To find the acceleration of the wallet, we need to consider the net force acting on each object. Since their masses are not given, we'll assume they are negligible, and the only force acting on them is the tension in the radial line.
In circular motion, the centripetal force is given by F = m * a_c = m * v^2 / r, where a_c is the centripetal acceleration.
Since the objects are tied together, they experience the same centripetal force but in opposite directions. Therefore, the magnitudes of their centripetal accelerations are the same.
Now, at any instant, we have the following relation:
(mass of the purse) * (acceleration of the purse) = (mass of the wallet) * (acceleration of the wallet)
We don't know the masses of the purse and wallet, so we'll call them m_purse and m_wallet, respectively.
Using the centripetal acceleration formula, we have:
m_purse * a_purse = m_wallet * a_wallet,
But with the velocities being proportional to the radii, we can rewrite it as:
m_purse * (ω * r_purse) = m_wallet * (ω * r_wallet),
Cancel out the ω factor:
m_purse * r_purse = m_wallet * r_wallet,
Finally, we conclude that the ratios of the radii are equal to the ratios of their masses:
r_purse / m_purse = r_wallet / m_wallet.
So, unfortunately, without further information about the masses or the radius of the wallet, we cannot determine the acceleration of the wallet in unit-vector notation. It seems like the wallet is keeping its accelerational antics a secret for now!

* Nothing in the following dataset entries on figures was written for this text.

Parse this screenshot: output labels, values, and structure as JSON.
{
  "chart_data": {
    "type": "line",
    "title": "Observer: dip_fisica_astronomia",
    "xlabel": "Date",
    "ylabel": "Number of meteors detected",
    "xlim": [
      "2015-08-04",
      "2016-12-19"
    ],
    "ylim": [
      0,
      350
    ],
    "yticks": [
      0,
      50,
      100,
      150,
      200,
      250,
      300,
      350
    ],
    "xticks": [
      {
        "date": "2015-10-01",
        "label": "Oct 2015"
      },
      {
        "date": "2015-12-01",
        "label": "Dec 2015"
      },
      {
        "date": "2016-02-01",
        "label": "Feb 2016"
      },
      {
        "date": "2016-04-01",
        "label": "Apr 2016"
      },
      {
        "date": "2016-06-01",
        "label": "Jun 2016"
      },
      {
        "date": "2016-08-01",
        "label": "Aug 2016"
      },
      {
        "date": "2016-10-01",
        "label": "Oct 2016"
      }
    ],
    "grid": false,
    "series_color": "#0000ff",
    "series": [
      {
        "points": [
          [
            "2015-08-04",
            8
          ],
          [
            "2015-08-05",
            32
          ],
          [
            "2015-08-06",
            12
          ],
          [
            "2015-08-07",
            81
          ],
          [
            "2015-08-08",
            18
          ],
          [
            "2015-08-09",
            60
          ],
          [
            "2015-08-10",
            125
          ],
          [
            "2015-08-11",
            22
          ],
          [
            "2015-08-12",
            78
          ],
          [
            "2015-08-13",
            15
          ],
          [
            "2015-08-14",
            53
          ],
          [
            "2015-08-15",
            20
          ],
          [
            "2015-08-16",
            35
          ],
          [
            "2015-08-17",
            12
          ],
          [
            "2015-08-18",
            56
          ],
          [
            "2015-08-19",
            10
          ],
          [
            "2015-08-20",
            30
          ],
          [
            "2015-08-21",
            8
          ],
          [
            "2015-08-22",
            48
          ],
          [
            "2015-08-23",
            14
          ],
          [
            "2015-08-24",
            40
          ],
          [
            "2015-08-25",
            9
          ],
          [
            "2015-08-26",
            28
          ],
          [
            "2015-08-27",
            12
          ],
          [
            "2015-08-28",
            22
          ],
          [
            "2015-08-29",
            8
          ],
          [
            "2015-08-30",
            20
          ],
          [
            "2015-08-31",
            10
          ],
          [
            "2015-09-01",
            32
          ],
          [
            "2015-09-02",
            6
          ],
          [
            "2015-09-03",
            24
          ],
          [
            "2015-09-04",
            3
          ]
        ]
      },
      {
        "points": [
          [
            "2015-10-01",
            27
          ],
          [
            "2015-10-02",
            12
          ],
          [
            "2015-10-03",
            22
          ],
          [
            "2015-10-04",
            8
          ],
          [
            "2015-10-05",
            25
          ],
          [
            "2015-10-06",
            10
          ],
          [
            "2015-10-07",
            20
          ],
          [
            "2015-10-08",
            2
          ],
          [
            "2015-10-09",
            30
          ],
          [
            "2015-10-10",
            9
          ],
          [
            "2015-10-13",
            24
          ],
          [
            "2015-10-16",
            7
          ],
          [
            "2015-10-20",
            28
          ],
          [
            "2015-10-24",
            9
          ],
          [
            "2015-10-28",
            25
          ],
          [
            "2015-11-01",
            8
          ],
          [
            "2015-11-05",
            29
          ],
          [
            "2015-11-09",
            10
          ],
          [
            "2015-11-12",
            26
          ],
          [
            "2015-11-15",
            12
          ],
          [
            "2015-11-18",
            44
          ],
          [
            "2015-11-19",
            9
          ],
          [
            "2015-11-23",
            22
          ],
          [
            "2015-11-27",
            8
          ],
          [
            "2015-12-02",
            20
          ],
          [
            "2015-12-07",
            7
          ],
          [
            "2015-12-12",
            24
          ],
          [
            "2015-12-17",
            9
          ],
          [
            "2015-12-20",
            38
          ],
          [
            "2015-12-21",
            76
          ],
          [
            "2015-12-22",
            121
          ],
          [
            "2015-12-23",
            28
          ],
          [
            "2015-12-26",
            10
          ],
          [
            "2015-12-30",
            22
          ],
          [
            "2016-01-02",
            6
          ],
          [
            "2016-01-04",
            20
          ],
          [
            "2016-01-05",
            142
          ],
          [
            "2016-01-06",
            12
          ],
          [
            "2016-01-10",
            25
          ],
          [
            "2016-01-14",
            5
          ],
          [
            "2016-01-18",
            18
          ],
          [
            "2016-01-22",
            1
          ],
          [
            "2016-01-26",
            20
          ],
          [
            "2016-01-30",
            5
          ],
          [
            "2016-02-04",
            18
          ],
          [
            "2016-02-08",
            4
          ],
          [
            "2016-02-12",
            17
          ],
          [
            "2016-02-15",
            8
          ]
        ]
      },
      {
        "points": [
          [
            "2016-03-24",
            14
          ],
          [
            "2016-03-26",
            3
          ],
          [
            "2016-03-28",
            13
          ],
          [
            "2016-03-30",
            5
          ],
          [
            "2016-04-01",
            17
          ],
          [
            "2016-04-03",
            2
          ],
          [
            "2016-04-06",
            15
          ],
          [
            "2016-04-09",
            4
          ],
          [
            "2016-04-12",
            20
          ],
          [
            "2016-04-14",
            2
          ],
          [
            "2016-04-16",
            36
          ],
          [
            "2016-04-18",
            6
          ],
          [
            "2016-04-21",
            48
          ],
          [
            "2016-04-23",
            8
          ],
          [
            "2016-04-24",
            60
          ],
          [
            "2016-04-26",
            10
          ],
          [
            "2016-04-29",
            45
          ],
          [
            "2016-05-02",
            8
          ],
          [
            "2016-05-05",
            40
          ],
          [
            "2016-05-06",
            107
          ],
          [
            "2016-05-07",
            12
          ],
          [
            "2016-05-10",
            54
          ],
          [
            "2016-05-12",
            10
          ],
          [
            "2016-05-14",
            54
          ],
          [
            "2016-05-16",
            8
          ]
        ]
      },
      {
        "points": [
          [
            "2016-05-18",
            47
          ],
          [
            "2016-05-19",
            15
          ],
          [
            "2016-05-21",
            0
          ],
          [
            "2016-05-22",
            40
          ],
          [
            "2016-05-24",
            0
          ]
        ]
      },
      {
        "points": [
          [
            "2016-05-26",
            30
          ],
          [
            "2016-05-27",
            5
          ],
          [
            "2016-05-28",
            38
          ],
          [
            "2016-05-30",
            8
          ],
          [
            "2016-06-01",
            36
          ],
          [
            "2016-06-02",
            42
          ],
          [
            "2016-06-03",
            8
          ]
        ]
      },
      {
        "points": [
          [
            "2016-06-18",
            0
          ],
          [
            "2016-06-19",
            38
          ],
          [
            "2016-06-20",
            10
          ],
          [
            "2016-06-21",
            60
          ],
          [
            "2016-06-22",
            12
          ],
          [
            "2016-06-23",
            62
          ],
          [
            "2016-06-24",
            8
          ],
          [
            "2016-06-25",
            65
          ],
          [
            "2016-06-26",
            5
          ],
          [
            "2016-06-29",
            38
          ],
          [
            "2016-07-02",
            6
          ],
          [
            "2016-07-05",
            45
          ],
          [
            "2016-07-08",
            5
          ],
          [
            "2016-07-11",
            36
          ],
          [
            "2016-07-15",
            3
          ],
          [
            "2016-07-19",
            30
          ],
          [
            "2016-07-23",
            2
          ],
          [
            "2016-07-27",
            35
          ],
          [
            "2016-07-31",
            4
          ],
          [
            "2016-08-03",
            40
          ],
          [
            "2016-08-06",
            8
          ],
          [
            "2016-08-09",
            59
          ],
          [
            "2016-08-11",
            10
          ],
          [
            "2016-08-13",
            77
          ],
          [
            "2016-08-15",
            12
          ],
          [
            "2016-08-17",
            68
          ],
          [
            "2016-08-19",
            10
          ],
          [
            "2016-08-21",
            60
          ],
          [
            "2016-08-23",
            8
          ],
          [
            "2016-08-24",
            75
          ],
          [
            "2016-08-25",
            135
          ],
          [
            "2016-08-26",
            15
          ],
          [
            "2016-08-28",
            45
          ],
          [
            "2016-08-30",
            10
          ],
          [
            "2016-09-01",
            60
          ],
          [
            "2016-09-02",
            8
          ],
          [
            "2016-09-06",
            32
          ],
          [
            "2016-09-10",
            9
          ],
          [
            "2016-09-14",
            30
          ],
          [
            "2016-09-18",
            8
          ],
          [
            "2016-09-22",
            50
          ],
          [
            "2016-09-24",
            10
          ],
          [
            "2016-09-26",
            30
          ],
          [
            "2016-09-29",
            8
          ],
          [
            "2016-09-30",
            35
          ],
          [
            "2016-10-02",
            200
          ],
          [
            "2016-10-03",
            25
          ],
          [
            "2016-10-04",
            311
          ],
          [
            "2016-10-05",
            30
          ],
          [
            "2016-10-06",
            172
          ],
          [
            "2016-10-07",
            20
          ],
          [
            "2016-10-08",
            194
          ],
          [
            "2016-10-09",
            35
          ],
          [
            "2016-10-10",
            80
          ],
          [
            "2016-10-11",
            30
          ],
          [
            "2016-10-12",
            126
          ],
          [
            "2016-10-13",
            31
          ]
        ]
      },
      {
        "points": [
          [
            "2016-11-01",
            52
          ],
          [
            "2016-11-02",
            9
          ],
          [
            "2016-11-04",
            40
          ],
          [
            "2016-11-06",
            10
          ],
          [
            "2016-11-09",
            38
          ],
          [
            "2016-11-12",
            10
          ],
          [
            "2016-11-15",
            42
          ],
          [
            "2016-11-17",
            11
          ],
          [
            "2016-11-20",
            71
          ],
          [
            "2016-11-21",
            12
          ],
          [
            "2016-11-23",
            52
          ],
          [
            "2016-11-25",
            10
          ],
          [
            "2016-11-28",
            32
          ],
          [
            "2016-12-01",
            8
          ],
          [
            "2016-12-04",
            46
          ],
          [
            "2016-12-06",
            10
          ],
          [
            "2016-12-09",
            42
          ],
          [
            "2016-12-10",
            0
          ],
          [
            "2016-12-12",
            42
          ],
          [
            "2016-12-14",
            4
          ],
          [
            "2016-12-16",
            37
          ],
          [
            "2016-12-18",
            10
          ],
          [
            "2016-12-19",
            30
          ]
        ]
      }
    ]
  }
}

To determine the acceleration of the wallet, we can use the concept of centripetal acceleration which is given by the formula:
a = ω² * r
where:
a is the centripetal acceleration,
ω (omega) is the angular velocity, and
r is the radius of the circular path.
In this case, we are given the centripetal acceleration of the purse, which is the same as the wallet since they are on the same radial line. We also know the radius of the circular path for both objects. However, we need to find the angular velocity.
To find the angular velocity, we can use the relationship between linear velocity (v) and angular velocity (ω):
v = ω * r
where:
v is the linear velocity, and
r is the radius of the circular path.
Given that both the purse and wallet are moving in uniform circular motion, their linear velocities are the same. Therefore, we can set up the following equation:
v_purse = v_wallet
ω * r_purse = ω * r_wallet
Since the angular velocities are the same, we can cancel them out:
r_purse = r_wallet
Now we can use this relationship to find the angular velocity of the purse:
a_purse = ω² * r_purse
Substituting the given values:
1.90 m/s² + 3.00 m/s² = ω² * 1.70 m
4.90 m/s² = ω² * 1.70 m
To isolate ω², divide both sides by 1.70 m:
ω² = 4.90 m/s² / 1.70 m
ω² = 2.88235 rad/s²
Now that we have the value of ω², we can use this to find the angular velocity of the wallet. Since the radii of the purse and wallet are the same:
ω_wallet = ω_purse
Taking the square root of ω²:
ω_wallet = √2.88235 rad/s²
Finally, to find the acceleration of the wallet, we can use the formula:
a_wallet = ω_wallet² * r_wallet
Substituting the known values:
a_wallet = (√2.88235 rad/s²)² * 2.50 m
a_wallet = 2.88235 rad/s² * 2.50 m
a_wallet = 7.2059 m/s²
So, the acceleration of the wallet, at the same instant, is (7.2059 m/s²) in unit-vector notation.